A sign that the economic winds are due a change is often when a topic is most talked about. Might the fact that inflation is the word on everyone’s lips, then, serve as a signal that it will soon pass? Anxious inflationistas fill the financial press with worries, causing heartburn over breakfast. Still, while this exposes deep concerns, it reminds us that the topic has not gone unrecognised.  Officials maintain that inflation is transitory. The Fed is talking about tapering as soon as November, and an ever-growing group of experts expect rate rises next year.

Perhaps this is the wrong question though. Whether inflation is transitory or not, it will erode purchasing power in the next few quarters. If wages match inflation expectations, then it is more likely to hang around. If they don’t, however, then workers become worse off; potentially more so if governments look to increase their tax-take in the new year.
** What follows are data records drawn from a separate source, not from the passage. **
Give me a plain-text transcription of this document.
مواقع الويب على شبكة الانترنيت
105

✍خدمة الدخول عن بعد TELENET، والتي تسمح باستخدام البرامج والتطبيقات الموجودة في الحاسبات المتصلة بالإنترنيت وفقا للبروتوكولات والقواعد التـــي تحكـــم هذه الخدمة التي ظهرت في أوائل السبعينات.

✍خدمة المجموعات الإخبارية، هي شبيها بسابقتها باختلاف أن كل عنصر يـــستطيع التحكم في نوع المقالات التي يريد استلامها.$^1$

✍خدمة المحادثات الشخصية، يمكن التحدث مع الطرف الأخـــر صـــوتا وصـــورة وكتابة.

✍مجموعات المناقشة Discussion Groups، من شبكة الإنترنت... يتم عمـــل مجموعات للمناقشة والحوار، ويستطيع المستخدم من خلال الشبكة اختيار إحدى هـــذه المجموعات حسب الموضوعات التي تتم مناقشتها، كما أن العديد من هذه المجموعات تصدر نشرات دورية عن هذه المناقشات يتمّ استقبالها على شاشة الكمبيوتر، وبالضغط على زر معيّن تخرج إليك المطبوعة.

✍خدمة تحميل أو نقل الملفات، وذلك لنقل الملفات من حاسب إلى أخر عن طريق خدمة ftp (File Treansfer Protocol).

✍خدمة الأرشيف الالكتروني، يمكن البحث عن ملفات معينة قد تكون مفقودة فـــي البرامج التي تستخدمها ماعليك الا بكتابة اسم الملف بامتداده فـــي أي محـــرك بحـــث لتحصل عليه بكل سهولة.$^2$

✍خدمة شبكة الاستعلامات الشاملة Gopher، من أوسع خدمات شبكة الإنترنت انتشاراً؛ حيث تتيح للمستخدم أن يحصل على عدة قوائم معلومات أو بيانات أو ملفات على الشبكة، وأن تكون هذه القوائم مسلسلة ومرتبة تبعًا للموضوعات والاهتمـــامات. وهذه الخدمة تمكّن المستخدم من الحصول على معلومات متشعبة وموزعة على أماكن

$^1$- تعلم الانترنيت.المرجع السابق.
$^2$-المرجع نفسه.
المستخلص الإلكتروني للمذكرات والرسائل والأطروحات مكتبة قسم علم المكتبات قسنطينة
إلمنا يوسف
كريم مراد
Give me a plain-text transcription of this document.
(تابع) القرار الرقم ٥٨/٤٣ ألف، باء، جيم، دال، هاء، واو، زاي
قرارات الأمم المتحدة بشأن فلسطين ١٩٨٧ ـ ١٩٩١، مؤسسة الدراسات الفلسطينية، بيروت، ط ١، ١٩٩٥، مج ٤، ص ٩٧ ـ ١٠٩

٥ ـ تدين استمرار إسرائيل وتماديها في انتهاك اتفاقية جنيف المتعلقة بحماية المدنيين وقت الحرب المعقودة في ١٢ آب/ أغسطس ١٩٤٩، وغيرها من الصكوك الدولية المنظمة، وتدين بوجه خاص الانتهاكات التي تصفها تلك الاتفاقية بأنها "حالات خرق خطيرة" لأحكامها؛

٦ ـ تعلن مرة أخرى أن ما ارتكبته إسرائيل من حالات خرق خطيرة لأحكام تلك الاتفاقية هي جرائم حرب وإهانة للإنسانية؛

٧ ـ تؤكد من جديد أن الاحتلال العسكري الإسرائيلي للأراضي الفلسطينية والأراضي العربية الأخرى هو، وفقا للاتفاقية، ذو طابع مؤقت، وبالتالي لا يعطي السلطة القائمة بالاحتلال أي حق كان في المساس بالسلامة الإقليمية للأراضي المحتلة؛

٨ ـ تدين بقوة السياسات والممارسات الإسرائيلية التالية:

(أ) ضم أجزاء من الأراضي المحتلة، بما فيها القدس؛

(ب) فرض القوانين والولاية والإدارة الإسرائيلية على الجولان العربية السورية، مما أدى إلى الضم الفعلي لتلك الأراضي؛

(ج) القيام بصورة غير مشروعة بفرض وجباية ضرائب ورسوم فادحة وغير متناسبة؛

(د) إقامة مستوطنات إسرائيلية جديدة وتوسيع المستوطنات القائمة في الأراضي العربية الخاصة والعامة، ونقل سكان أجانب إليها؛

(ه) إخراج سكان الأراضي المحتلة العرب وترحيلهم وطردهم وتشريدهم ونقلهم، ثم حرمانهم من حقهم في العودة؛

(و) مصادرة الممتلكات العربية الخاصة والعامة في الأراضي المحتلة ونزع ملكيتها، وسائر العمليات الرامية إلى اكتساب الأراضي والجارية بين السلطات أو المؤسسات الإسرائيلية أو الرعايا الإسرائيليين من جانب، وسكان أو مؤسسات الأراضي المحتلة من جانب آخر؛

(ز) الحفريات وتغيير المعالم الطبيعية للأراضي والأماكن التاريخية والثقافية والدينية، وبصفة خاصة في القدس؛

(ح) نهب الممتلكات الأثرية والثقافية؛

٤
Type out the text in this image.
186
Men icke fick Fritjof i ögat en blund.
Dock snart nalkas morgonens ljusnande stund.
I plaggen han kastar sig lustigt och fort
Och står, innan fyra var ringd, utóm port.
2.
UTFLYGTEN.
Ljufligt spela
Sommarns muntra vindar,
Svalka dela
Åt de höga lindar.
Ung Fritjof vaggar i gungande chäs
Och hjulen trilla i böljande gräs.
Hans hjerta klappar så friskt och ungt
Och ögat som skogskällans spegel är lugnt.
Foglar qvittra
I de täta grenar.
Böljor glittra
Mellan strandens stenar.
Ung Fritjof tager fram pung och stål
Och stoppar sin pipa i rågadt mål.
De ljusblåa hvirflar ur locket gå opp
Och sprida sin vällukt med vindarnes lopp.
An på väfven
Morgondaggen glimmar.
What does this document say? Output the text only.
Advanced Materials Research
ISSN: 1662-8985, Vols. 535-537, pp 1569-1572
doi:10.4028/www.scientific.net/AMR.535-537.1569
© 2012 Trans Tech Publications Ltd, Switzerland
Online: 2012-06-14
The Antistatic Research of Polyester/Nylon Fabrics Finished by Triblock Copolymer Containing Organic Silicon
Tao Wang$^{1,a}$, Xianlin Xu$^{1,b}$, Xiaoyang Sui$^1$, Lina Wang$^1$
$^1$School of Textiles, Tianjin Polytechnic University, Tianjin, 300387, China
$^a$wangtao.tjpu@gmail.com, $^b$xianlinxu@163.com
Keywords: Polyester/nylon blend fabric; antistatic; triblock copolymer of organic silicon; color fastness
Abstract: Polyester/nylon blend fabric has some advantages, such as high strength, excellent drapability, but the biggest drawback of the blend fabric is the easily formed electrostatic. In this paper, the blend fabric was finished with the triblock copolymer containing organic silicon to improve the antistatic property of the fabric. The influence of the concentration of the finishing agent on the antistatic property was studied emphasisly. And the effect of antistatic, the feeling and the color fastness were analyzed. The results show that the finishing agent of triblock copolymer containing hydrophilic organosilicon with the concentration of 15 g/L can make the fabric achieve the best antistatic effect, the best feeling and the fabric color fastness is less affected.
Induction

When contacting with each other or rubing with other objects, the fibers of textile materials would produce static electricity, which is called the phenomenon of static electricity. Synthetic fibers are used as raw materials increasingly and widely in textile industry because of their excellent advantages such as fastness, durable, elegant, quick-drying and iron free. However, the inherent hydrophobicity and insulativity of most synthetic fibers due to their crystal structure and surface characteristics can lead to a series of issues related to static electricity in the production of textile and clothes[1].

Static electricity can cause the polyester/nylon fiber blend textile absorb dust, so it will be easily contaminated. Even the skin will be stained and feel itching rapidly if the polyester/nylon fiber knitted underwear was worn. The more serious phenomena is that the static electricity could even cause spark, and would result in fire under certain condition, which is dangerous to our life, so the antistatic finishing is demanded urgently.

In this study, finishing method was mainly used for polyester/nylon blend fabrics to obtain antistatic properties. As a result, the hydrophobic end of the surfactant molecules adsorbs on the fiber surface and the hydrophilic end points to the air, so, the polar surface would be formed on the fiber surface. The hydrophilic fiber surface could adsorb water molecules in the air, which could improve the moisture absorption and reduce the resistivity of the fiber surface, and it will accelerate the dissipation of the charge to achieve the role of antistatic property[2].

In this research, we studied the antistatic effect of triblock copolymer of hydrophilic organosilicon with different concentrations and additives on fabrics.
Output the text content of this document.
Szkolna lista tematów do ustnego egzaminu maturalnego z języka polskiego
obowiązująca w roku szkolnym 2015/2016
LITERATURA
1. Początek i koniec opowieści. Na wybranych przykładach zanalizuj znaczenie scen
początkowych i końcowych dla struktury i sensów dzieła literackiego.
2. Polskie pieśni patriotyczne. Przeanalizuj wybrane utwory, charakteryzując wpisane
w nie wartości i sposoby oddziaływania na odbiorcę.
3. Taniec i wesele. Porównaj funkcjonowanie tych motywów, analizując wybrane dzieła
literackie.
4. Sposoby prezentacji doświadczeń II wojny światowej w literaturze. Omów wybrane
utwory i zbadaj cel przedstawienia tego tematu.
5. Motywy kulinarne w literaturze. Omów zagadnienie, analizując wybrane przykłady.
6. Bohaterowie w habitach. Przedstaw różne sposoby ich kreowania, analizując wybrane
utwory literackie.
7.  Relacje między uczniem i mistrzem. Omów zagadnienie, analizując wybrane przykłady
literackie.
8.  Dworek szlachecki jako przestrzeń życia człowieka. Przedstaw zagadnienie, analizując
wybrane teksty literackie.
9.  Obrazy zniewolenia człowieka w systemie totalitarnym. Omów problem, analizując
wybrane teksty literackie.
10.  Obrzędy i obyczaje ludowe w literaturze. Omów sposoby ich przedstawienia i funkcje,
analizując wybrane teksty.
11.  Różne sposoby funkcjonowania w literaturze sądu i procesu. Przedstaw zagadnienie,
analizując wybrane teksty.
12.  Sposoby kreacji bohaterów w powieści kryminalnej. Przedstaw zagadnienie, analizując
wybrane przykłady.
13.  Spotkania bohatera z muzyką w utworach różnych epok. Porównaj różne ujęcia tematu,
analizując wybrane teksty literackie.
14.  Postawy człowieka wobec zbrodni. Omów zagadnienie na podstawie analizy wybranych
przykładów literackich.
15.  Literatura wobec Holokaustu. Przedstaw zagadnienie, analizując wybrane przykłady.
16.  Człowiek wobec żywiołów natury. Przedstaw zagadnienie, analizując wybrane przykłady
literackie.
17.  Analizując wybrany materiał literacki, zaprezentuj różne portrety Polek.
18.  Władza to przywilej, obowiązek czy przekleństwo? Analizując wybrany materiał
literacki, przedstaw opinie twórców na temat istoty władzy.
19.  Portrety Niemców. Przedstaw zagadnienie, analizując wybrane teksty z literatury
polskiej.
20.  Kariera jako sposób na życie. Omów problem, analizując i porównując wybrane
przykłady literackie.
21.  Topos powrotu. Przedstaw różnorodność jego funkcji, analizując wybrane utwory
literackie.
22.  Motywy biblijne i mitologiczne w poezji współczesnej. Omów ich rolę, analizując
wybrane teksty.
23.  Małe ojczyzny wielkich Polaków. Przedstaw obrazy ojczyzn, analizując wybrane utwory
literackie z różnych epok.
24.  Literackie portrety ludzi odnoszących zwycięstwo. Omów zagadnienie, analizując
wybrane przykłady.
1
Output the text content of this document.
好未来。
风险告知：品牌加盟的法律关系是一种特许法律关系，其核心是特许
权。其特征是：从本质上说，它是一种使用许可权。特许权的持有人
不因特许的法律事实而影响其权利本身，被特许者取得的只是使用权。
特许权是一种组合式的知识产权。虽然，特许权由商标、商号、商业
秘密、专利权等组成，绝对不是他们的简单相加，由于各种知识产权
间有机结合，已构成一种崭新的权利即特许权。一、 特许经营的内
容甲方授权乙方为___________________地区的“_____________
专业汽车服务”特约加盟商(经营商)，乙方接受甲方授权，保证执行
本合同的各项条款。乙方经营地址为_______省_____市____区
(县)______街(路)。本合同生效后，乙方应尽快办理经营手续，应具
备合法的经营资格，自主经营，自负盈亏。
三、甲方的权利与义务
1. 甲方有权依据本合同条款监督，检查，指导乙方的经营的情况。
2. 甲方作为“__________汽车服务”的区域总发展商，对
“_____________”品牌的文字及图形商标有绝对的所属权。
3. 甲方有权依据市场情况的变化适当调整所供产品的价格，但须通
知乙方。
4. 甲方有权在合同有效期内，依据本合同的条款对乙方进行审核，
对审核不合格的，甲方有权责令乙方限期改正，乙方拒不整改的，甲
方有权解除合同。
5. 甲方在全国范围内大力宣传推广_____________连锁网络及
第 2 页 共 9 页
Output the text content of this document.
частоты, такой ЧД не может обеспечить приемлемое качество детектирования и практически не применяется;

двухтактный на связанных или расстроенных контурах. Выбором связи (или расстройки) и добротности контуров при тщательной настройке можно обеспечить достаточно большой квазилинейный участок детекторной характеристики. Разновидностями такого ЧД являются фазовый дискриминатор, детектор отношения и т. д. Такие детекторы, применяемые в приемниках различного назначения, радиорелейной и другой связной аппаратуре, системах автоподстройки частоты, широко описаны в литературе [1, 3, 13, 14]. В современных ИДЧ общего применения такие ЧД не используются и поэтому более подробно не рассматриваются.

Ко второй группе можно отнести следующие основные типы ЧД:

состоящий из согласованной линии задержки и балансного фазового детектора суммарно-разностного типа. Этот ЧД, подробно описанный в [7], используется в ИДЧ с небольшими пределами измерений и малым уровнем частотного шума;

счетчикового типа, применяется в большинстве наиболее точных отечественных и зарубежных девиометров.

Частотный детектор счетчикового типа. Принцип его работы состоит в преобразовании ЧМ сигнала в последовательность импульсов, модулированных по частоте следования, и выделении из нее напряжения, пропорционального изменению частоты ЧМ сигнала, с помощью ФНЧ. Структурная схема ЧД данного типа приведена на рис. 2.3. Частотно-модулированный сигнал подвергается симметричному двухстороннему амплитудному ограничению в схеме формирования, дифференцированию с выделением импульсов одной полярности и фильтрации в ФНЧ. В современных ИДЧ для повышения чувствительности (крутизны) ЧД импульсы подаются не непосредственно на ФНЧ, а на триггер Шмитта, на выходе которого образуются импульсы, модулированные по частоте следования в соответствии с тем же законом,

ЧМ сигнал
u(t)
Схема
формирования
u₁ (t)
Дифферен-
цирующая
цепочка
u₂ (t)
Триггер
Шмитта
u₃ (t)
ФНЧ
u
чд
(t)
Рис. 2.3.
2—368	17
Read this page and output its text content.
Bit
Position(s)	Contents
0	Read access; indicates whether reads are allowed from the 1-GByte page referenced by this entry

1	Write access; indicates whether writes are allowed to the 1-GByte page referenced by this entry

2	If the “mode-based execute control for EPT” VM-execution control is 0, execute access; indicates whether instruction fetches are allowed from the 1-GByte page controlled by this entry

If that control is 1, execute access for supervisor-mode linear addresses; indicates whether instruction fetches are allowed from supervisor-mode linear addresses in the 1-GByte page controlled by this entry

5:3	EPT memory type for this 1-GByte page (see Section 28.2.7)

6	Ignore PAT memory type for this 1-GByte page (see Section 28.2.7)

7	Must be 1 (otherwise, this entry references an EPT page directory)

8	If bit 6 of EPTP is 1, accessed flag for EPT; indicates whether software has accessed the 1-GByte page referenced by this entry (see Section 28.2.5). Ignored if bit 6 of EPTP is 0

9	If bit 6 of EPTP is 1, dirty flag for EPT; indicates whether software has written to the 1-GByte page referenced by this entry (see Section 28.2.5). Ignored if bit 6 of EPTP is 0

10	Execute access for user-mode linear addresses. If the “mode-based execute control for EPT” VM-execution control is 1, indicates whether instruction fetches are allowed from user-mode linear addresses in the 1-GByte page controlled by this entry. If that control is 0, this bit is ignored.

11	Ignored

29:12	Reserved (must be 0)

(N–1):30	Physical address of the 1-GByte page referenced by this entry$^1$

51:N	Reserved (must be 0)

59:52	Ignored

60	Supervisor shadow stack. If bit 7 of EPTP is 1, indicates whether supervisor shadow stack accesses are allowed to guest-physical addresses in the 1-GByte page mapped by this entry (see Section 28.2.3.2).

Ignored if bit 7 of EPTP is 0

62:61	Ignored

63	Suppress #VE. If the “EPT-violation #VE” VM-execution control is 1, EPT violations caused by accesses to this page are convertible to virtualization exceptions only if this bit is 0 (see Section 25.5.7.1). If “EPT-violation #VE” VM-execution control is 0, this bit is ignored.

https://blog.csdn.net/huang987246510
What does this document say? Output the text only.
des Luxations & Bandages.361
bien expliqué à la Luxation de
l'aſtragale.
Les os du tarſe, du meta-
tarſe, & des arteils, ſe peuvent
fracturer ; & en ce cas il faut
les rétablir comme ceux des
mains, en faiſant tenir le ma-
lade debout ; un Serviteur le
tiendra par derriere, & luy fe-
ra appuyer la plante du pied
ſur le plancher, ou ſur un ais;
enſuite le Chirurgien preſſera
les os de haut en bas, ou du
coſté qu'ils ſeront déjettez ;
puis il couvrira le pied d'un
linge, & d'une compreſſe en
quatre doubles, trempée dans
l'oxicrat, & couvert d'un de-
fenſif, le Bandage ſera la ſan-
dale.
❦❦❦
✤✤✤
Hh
Inflation is driven by bottlenecks and pent up consumer demand from the pandemic, but non-insignificant amounts are turning up in essentials – things like energy and food – hitting the poorest hardest.

This is a recipe for social unrest, especially in emerging markets, where food prices are surging to levels not seen for a decade.  Food and energy measures might be excluded from core inflation due to their instability, but they are core items in day-to-day expenditure, especially for people on low incomes.  These people generally have less invested in the system, so less to lose from demanding wholesale reforms: it’s no coincidence that food prices rose quickly in the run up to the Arab Spring. This time won’t necessarily end that way, nor will it impact all countries equally. Yet governments are dealing with finer margins than they have in a while, between killing a nascent recovery and holding down inflation. Opinion could move extremely quickly if they get it wrong.